Chap 1.O - Des réveils difficiles - P1
Je me réveillai difficilement. J’avais la gueule en biais pire qu’un lendemain de cuite ou d’une nuit passée à boire de l’alcool de mana distillé. Le reste de mon corps n’était pas non plus sur sa faim. J’étais courbaturé de partout, tous mes muscles me tiraillaient, et ma fourrure était sale et rigide. Pour couronner le tout, je crevais de plus en plus de chaud.
– L’une de vous pourrait laisser la porte ouverte en sortant, lançai-je en l’air.
La seule réponse que j’obtins, cependant, fut le craquement d’une flamme sur un bois humide, trop proche de mes oreilles pour être ignoré. J’ouvris les yeux, et observai un instant le ciel de la nuit avant que ma tête embrumée fasse le lien. Je n’étais pas dans une chambre, mais en plein air. Je me redressai un peu trop rapidement pour mon état, et faillis rendre le contenu de mon estomac. A la place, je toussai une gerbe de sang et jurai contre mon torse douloureux.
La lumière du feu dansant tout autour de moi se reflétait sur les arbres. Cela me donnait le tournis et l’envie de frapper sur quelque chose. Je compris finalement l’urgence de ma situation. J’étais posé sur un tas de charbon ardant, mes poils long étaient noir de suie s’ils n’étaient pas complètement roussis et ma peau était cuite par endroit.
Je me relevai en grognant entre mes crocs, et bataillai pour avancer sur la pile de débris de bois calciné.
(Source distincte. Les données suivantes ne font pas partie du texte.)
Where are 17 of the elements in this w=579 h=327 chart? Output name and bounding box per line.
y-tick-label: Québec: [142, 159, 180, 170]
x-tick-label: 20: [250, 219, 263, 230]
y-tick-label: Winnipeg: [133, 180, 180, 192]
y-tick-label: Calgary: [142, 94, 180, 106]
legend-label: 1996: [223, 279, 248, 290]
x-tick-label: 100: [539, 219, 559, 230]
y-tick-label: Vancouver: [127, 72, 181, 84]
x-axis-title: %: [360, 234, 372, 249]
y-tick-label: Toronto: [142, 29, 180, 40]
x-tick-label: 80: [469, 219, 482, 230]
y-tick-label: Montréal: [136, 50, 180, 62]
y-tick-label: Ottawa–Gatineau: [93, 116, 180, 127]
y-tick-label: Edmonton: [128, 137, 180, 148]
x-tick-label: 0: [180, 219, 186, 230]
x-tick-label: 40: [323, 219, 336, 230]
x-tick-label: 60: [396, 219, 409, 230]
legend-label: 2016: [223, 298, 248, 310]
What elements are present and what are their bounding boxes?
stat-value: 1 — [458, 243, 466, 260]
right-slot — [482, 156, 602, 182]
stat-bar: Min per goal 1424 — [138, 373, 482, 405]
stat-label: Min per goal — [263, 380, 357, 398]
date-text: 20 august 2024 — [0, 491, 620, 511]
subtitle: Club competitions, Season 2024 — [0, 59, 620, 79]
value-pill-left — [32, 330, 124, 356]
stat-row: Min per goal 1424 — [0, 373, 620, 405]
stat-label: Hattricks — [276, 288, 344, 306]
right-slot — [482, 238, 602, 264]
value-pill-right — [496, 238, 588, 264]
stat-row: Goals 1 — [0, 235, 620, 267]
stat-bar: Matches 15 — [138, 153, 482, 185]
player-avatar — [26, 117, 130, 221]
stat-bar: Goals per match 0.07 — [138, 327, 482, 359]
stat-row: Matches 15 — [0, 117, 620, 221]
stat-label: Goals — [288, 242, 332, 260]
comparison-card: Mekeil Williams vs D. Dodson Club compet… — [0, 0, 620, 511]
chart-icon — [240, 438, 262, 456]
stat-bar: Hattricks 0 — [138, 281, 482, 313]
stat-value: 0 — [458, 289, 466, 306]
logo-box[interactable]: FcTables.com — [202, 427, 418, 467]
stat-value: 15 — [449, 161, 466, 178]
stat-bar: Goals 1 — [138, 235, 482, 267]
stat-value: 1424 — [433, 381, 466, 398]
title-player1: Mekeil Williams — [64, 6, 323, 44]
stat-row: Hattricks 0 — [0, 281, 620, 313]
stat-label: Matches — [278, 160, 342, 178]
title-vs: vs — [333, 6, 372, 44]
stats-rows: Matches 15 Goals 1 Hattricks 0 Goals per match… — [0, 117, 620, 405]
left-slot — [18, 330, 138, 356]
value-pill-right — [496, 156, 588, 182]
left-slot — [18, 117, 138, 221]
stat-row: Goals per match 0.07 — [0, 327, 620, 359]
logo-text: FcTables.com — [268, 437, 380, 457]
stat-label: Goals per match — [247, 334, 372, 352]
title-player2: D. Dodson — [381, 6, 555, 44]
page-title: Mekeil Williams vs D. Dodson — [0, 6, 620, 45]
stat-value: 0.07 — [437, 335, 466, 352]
Mes grosses pattes maladroites et mon corps de lourdaud n’aidaient pas non plus.
Je fis face ensuite au mur de flammes qui rongeait les bois. Je devais traverser, mais ne voyait aucune percée, et la chaleur me tapait sur les nerfs. Je frappai sur un tronc creux voisin, juste pour finir avec le bras bloqué au travers, m’énervant toujours plus. Un coup d’épaule me libéra, heureusement, et fit s’écraser l’arbre au travers du mur enflammé dans un nuage de poussière noire. Mon action réduisit à peine le feu, mais j’en profitai tout de même.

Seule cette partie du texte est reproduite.